Neil Doherty’s cooking career began as a humble kitchen helper at a neo-Gothic castle perched in a quaint farming community in the West of Ireland. Later, he transitioned to a market farm in England where he upped his game. Eventually, Doherty moved to America and cooked his way across the country as executive chef in hotels, restaurants, and start up kitchens. He finally landed in Houston and went to work for Sysco Corporation.
Today, as Sysco’s Corporate Executive Chef and Senior Director of Culinary Development, Doherty is instrumental in leading the enterprise’s culinary strategy and for providing product and culinary training expertise to Sysco’s international entities as well, including Canada, Mexico, Costa Rica, and his home country of Ireland. In his role, Chef Doherty consults with restaurant brands big and small, in the U.S. and abroad. He is also a frequent traveler to farming operations around the globe, where he immerses himself in terroir and developing a greater understanding of the mechanics of our global food system.
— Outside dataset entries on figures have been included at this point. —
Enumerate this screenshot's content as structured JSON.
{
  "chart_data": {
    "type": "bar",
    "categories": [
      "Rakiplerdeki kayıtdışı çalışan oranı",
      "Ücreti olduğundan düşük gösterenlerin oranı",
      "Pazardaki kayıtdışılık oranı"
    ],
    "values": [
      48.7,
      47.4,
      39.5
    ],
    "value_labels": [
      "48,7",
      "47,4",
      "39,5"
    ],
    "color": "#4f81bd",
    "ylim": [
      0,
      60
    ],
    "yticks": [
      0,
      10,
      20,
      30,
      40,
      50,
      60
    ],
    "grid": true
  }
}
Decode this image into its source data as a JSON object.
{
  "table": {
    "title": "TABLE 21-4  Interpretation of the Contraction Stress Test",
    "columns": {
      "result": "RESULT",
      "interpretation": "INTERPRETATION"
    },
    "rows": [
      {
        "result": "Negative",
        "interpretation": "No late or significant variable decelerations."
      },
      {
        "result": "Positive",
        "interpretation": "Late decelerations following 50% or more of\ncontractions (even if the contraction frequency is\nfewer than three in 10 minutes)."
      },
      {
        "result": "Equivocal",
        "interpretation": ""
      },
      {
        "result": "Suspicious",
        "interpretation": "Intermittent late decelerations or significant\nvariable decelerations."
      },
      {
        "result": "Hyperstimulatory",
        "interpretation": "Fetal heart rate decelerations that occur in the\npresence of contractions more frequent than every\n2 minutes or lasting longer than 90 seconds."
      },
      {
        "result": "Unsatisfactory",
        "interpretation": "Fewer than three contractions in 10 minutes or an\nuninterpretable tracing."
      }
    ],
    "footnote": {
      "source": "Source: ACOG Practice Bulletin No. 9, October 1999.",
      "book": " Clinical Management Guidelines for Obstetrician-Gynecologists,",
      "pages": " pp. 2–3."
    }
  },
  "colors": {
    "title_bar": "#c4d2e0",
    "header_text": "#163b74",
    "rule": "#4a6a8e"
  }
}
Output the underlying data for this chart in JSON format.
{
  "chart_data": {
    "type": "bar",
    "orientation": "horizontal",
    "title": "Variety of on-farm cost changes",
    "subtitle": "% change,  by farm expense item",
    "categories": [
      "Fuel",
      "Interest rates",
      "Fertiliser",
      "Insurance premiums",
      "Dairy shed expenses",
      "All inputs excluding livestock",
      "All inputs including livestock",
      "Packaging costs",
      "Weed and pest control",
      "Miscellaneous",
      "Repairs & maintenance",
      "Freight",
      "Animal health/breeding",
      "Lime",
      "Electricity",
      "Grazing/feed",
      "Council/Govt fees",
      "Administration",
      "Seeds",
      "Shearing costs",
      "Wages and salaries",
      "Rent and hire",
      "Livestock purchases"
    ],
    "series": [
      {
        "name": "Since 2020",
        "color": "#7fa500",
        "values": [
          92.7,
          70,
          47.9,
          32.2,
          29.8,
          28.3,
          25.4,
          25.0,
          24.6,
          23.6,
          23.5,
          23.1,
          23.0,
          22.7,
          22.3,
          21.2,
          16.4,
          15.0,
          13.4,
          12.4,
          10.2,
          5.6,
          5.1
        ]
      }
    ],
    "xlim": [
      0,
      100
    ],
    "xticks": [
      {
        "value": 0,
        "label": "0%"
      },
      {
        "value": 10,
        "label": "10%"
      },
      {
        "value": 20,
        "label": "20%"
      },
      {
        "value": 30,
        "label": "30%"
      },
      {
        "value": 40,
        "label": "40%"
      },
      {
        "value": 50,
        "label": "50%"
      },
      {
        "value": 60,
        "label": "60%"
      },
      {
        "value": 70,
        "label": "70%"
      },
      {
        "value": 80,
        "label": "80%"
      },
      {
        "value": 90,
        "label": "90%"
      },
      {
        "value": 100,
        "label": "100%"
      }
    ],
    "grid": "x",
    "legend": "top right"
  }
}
To stay current on techniques, trends and flavors, Doherty works with chefs from around the world. He believes in continued education to increase his knowledge and perfect his craft. When we spoke, Doherty had just returned from a Culinary Institute of America/Almond Board immersion for 10 foodservice chefs. Last summer, he was part of an elite group of foodservice chefs who travelled to Maine for an “Eating on the Wild Side” immersion, which included harvesting wild seaweed and hand-raking Wild Blueberries on a hilltop Wild Blueberry barren.
The Power of Wild
“Wild is starting to sink in for people, it’s not just a trend anymore,” says Doherty. “Fifteen years ago, you could not give Keta Salmon away. People thought it was too fishy and too oily. Now, they are selling it by the boatload because it’s wild and affordable.”
Wild and, yes, affordable. Doherty launches into a little diatribe about the price of organic. As a foodservice professional, he’s constantly educating chefs on trends and where the industry is going. He’s also responsible for developing Sysco’s cutting-edge platforms, trade show appearances, Foodie magazine, and much more. It takes skill to put all of the pieces together – superior ingredients, outrageously good recipes, extraordinary presentations, keeping up with the latest food fashions, and containing costs.
“If organic were more affordable, more people would buy organic. I’ll be brutally honest, if I’m looking for lemons, I’m getting regular lemons,” Doherty said.
But wild foods have a way of transcending the conversation.
“Wild has a really unique cache, and the value of featuring ‘wild’ on a menu – I think when people see that, it raises their eyebrows, and they want a part of it,” says Doherty. It speaks to craft, handmade, origin food.
Asked to dig deeper, Doherty offers a broad explanation that ranges from the influence of Millennials, who are “opening our eyes” to variety and taste, to vegans and vegetarians who are the real drivers behind the global shift to natural and organic foods. “Plant-based and plant-forward foods are huge,” says Doherty. The shift toward a plant-based diet has “pulled everything along the tidal wave with it.”
Wild is More Relevant Than Ever
According to this seasoned, international chef, Wild – and Wild Blueberries – have never been more relevant.
- People are increasingly worried about their mortality – they want to trust how their food is grown and manufactured.
- The story of Wild is believable because it comes directly from Mother Nature herself.
- Food service providers are seeking foods that offer a quick nutritional fix – foods that are high in antioxidants and offer the highest bang for their buck.
Wild Blueberries have amazing menu capability, adds Doherty. “Just having the name “Wild Blueberries” on the menu gives you confidence that you are cooking with something extraordinary.”
Doherty’s affection for Wild Blueberries is linked powerfully to his childhood as well.
“I grew up on the West Coast of Ireland where there were lots of peat bogs and lots of mist. The Wild Blueberry barrens reminded me of my homeland. Wild Blueberries grow in a coastal environment that gets constant mist, and I think the salt air has something to do with the powerful taste of the Wild Blueberries too.”
Chef Doherty is looking for ways to add more Wild Blueberry to Sysco’s menus. “Wild Blueberries are sustainable, attainable, and affordable. They’re a crop from the beginning of time.”